Cushing dug his hands into our shoulders and leaned down and whispered, “I saved you two little assholes from going to reform school. So smile!”
So we smiled. Or tried to, anyway, but right now all I could think about was what a clever sonofabitch Cushing was, one hell of a lot cleverer than I ever would have thought.
And when the reporters were through with us they concentrated on Cushing alone. They sounded like high school girls cooing over Elvis.
“Were you scared going into that dark warehouse when you knew somebody like Roy Danton was in there?”
“Well, scared, sure, but that’s what the folks in this community pay me to do.”
“How’d you finally bag him, Detective Cushing?”
Another self-effacing shrug. “Just kind of snuck up on the closet where my two good friends Tom and Barney told me he’d be. Then I just told him that I was giving him twenty-five seconds to come out with his hands above his head or I’d be coming in.”
“He say anything to that?”
Boyish grin. “Well, yes, he did say something to that but it sure isn’t something I could repeat here.”
“Then what happened?”
“Well, a policeman’s only as good as his word. I’d warned him that I’d be coming in and that’s just what I did. I kicked the door open and went in.”
“Is that when he shot at you?”
He nodded. “One shot was all he had time to get off. That’s when I killed him.”
Barney and Clarence and I stood there and watched this Academy Award performance and I’m sure we were all thinking the same thing. Good ol’ Cushing was going to have it every which way he wanted it. He’d killed a man in cold blood and he’d stolen nearly $50,000 in cash yet he was being treated as a hero.
And the only two people who could testify against him couldn’t say a word because by now nobody would believe them. They were all running after Cushing like kids after a Fourth of July float.
I couldn’t take any more. I just kept thinking of Roy and how eternity had talked back to me. I said to Clarence, “I’m going home.”
I was about to say something else when people started turning their heads to the old white Buick ambulance slowly making its way around the far edge of the town square.
It was headed to the hospital. With Roy inside.

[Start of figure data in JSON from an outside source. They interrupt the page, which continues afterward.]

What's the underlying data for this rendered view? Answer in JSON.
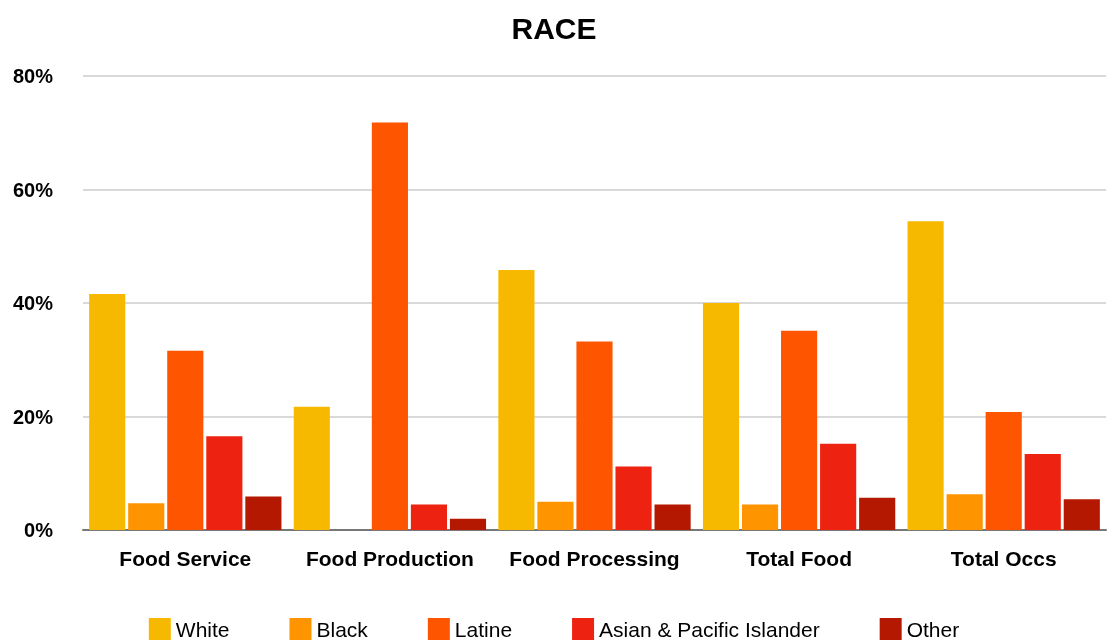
{
  "chart_data": {
    "type": "bar",
    "title": "RACE",
    "categories": [
      "Food Service",
      "Food Production",
      "Food Processing",
      "Total Food",
      "Total Occs"
    ],
    "series": [
      {
        "name": "White",
        "color": "#f7b900",
        "values": [
          41.6,
          21.7,
          45.8,
          40.0,
          54.4
        ]
      },
      {
        "name": "Black",
        "color": "#fe9400",
        "values": [
          4.7,
          0,
          5.0,
          4.5,
          6.3
        ]
      },
      {
        "name": "Latine",
        "color": "#fe5500",
        "values": [
          31.6,
          71.8,
          33.2,
          35.1,
          20.8
        ]
      },
      {
        "name": "Asian & Pacific Islander",
        "color": "#ed2210",
        "values": [
          16.5,
          4.5,
          11.2,
          15.2,
          13.4
        ]
      },
      {
        "name": "Other",
        "color": "#b51800",
        "values": [
          5.9,
          2.0,
          4.5,
          5.7,
          5.4
        ]
      }
    ],
    "ylim": [
      0,
      80
    ],
    "yticks": [
      {
        "value": 0,
        "label": "0%"
      },
      {
        "value": 20,
        "label": "20%"
      },
      {
        "value": 40,
        "label": "40%"
      },
      {
        "value": 60,
        "label": "60%"
      },
      {
        "value": 80,
        "label": "80%"
      }
    ],
    "grid": "y",
    "legend": "bottom"
  }
}
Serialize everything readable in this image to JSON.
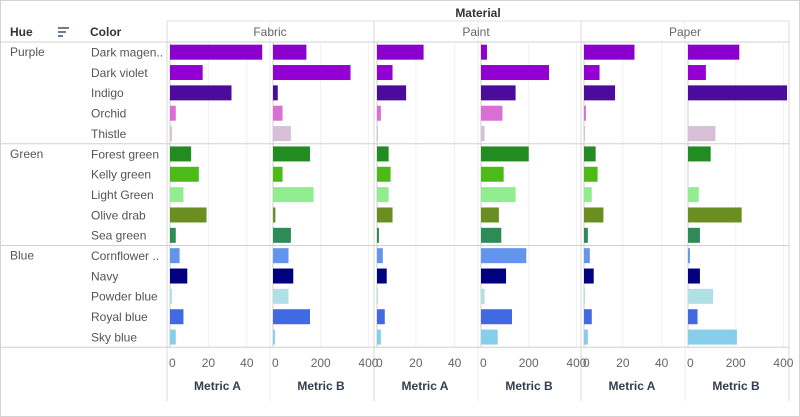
{
  "chart_data": {
    "type": "bar",
    "title": "",
    "column_header": "Material",
    "row_headers": [
      "Hue",
      "Color"
    ],
    "materials": [
      "Fabric",
      "Paint",
      "Paper"
    ],
    "metrics": [
      "Metric A",
      "Metric B"
    ],
    "axes": {
      "Metric A": {
        "ticks": [
          0,
          20,
          40
        ],
        "xlim": [
          0,
          51
        ]
      },
      "Metric B": {
        "ticks": [
          0,
          200,
          400
        ],
        "xlim": [
          0,
          415
        ]
      }
    },
    "hues": [
      {
        "name": "Purple",
        "colors": [
          {
            "label": "Dark magen..",
            "color": "#8B00CC"
          },
          {
            "label": "Dark violet",
            "color": "#9400D3"
          },
          {
            "label": "Indigo",
            "color": "#4B0C9E"
          },
          {
            "label": "Orchid",
            "color": "#DA70D6"
          },
          {
            "label": "Thistle",
            "color": "#D8BFD8"
          }
        ]
      },
      {
        "name": "Green",
        "colors": [
          {
            "label": "Forest green",
            "color": "#228B22"
          },
          {
            "label": "Kelly green",
            "color": "#4CBB17"
          },
          {
            "label": "Light Green",
            "color": "#90EE90"
          },
          {
            "label": "Olive drab",
            "color": "#6B8E23"
          },
          {
            "label": "Sea green",
            "color": "#2E8B57"
          }
        ]
      },
      {
        "name": "Blue",
        "colors": [
          {
            "label": "Cornflower ..",
            "color": "#6495ED"
          },
          {
            "label": "Navy",
            "color": "#000080"
          },
          {
            "label": "Powder blue",
            "color": "#B0E0E6"
          },
          {
            "label": "Royal blue",
            "color": "#4169E1"
          },
          {
            "label": "Sky blue",
            "color": "#87CEEB"
          }
        ]
      }
    ],
    "series": [
      {
        "material": "Fabric",
        "metric": "Metric A",
        "values": [
          48,
          17,
          32,
          3,
          1,
          11,
          15,
          7,
          19,
          3,
          5,
          9,
          1,
          7,
          3
        ]
      },
      {
        "material": "Fabric",
        "metric": "Metric B",
        "values": [
          140,
          325,
          20,
          40,
          75,
          155,
          40,
          170,
          10,
          75,
          65,
          85,
          65,
          155,
          8
        ]
      },
      {
        "material": "Paint",
        "metric": "Metric A",
        "values": [
          24,
          8,
          15,
          2,
          0.5,
          6,
          7,
          6,
          8,
          1,
          3,
          5,
          0.5,
          4,
          2
        ]
      },
      {
        "material": "Paint",
        "metric": "Metric B",
        "values": [
          25,
          285,
          145,
          90,
          15,
          200,
          95,
          145,
          75,
          85,
          190,
          105,
          15,
          130,
          70
        ]
      },
      {
        "material": "Paper",
        "metric": "Metric A",
        "values": [
          26,
          8,
          16,
          1,
          0.5,
          6,
          7,
          4,
          10,
          2,
          3,
          5,
          0.5,
          4,
          2
        ]
      },
      {
        "material": "Paper",
        "metric": "Metric B",
        "values": [
          215,
          75,
          415,
          0,
          115,
          95,
          0,
          45,
          225,
          50,
          8,
          50,
          105,
          40,
          205
        ]
      }
    ]
  },
  "icons": {
    "sort": "sort-descending-icon"
  }
}
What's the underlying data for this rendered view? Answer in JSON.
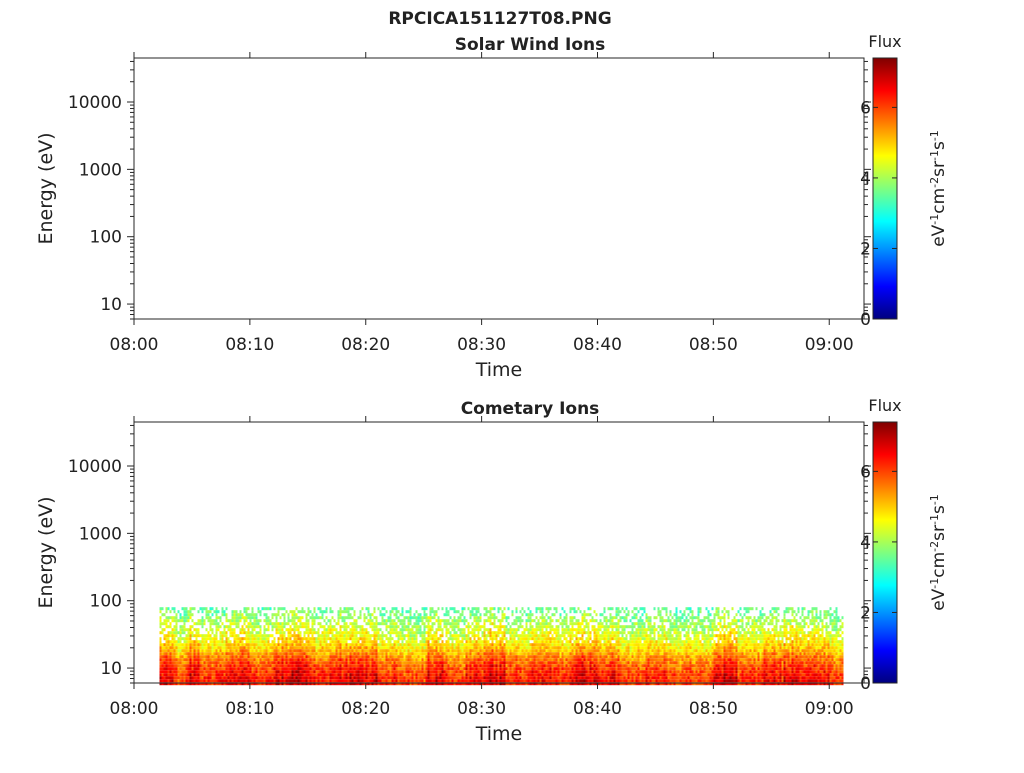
{
  "figure": {
    "title": "RPCICA151127T08.PNG"
  },
  "colormap_stops": [
    "#00007f",
    "#0000ff",
    "#007fff",
    "#00ffff",
    "#7fff7f",
    "#ffff00",
    "#ff7f00",
    "#ff0000",
    "#7f0000"
  ],
  "chart_data": [
    {
      "type": "heatmap",
      "title": "Solar Wind Ions",
      "xlabel": "Time",
      "ylabel": "Energy (eV)",
      "x_ticks": [
        "08:00",
        "08:10",
        "08:20",
        "08:30",
        "08:40",
        "08:50",
        "09:00"
      ],
      "y_scale": "log",
      "y_ticks": [
        10,
        100,
        1000,
        10000
      ],
      "y_tick_labels": [
        "10",
        "100",
        "1000",
        "10000"
      ],
      "x_range_minutes": [
        0,
        63
      ],
      "y_range_eV": [
        6,
        45000
      ],
      "colorbar": {
        "label": "Flux",
        "unit_label": "eV-1cm-2sr-1s-1",
        "ticks": [
          "0",
          "2",
          "4",
          "6"
        ],
        "range": [
          0,
          7.4
        ]
      },
      "data_summary": "no data (empty panel)",
      "grid": false
    },
    {
      "type": "heatmap",
      "title": "Cometary Ions",
      "xlabel": "Time",
      "ylabel": "Energy (eV)",
      "x_ticks": [
        "08:00",
        "08:10",
        "08:20",
        "08:30",
        "08:40",
        "08:50",
        "09:00"
      ],
      "y_scale": "log",
      "y_ticks": [
        10,
        100,
        1000,
        10000
      ],
      "y_tick_labels": [
        "10",
        "100",
        "1000",
        "10000"
      ],
      "x_range_minutes": [
        0,
        63
      ],
      "y_range_eV": [
        6,
        45000
      ],
      "colorbar": {
        "label": "Flux",
        "unit_label": "eV-1cm-2sr-1s-1",
        "ticks": [
          "0",
          "2",
          "4",
          "6"
        ],
        "range": [
          0,
          7.4
        ]
      },
      "data_extent": {
        "time_start_min": 2.2,
        "time_end_min": 61.2,
        "energy_min_eV": 6,
        "energy_max_eV": 80
      },
      "flux_profile": [
        {
          "energy_eV": 80,
          "flux": 3.8
        },
        {
          "energy_eV": 50,
          "flux": 4.4
        },
        {
          "energy_eV": 30,
          "flux": 4.9
        },
        {
          "energy_eV": 20,
          "flux": 5.4
        },
        {
          "energy_eV": 15,
          "flux": 6.0
        },
        {
          "energy_eV": 10,
          "flux": 6.6
        },
        {
          "energy_eV": 7,
          "flux": 6.9
        }
      ],
      "intensity_by_time": [
        {
          "t_min": 3,
          "level": 0.9
        },
        {
          "t_min": 4,
          "level": 0.6
        },
        {
          "t_min": 5,
          "level": 0.9
        },
        {
          "t_min": 6,
          "level": 0.7
        },
        {
          "t_min": 8,
          "level": 0.8
        },
        {
          "t_min": 9,
          "level": 0.9
        },
        {
          "t_min": 11,
          "level": 0.7
        },
        {
          "t_min": 13,
          "level": 0.9
        },
        {
          "t_min": 14,
          "level": 1.0
        },
        {
          "t_min": 16,
          "level": 0.8
        },
        {
          "t_min": 18,
          "level": 0.9
        },
        {
          "t_min": 20,
          "level": 0.9
        },
        {
          "t_min": 22,
          "level": 0.7
        },
        {
          "t_min": 24,
          "level": 0.6
        },
        {
          "t_min": 26,
          "level": 0.9
        },
        {
          "t_min": 28,
          "level": 0.6
        },
        {
          "t_min": 29,
          "level": 0.8
        },
        {
          "t_min": 31,
          "level": 1.0
        },
        {
          "t_min": 33,
          "level": 0.7
        },
        {
          "t_min": 35,
          "level": 0.8
        },
        {
          "t_min": 37,
          "level": 0.7
        },
        {
          "t_min": 39,
          "level": 0.9
        },
        {
          "t_min": 41,
          "level": 0.8
        },
        {
          "t_min": 43,
          "level": 0.6
        },
        {
          "t_min": 45,
          "level": 0.7
        },
        {
          "t_min": 47,
          "level": 0.6
        },
        {
          "t_min": 49,
          "level": 0.6
        },
        {
          "t_min": 51,
          "level": 1.0
        },
        {
          "t_min": 53,
          "level": 0.7
        },
        {
          "t_min": 55,
          "level": 0.8
        },
        {
          "t_min": 57,
          "level": 0.9
        },
        {
          "t_min": 59,
          "level": 0.8
        },
        {
          "t_min": 61,
          "level": 0.6
        }
      ],
      "grid": false
    }
  ]
}
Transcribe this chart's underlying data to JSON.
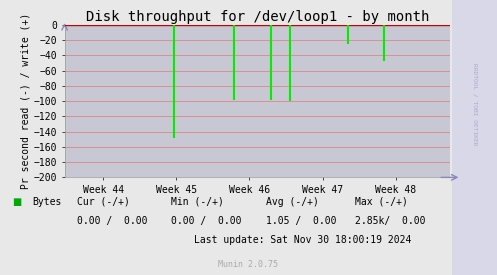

If Cushing saw it, he didn’t let on. He still stood at the top of the stairs, showing his gun to reporters and letting them get close-ups of it. The chief just walked around shaking everybody’s hand as if Cushing had given birth to a fifteen-pound baby or something. Just then Cushing did look up. He stared right at me. Ordinarily, what I saw in his eyes would have frightened me. But right now I didn’t care. Right now all I could think about was Roy.
He held my gaze for a long time, giving me a full dose of his threatening look. Then he went back to a reporter who was snapping yet another picture.
More people kept coming. By now all the parking spaces around the square had been taken up. Some people didn’t even seem to know what was going on. They’d just heard the noise and seen the lights and drifted over from their humid summer beds. It all reminded me of the scene in Invasion of the Body Snatchers where all the people in town come to the square so they can be made into pod people. I guess I was pissed off enough at the moment to think of Somerton that way — exulting in Detective Cushing’s bravery without questioning it for a moment. Or wondering how it was that an already badly wounded man had needed to be shot to death. No, they didn’t know these things but in their frenzy to have a hero, they wouldn’t listen to them, either, even if I’d brought them up.
I went down to my bike and rode home.
Mom and Debbie were up in the living room. I went over and kissed them good night and started up the stairs. “Aren’t you going to tell me what happened?” Mom asked.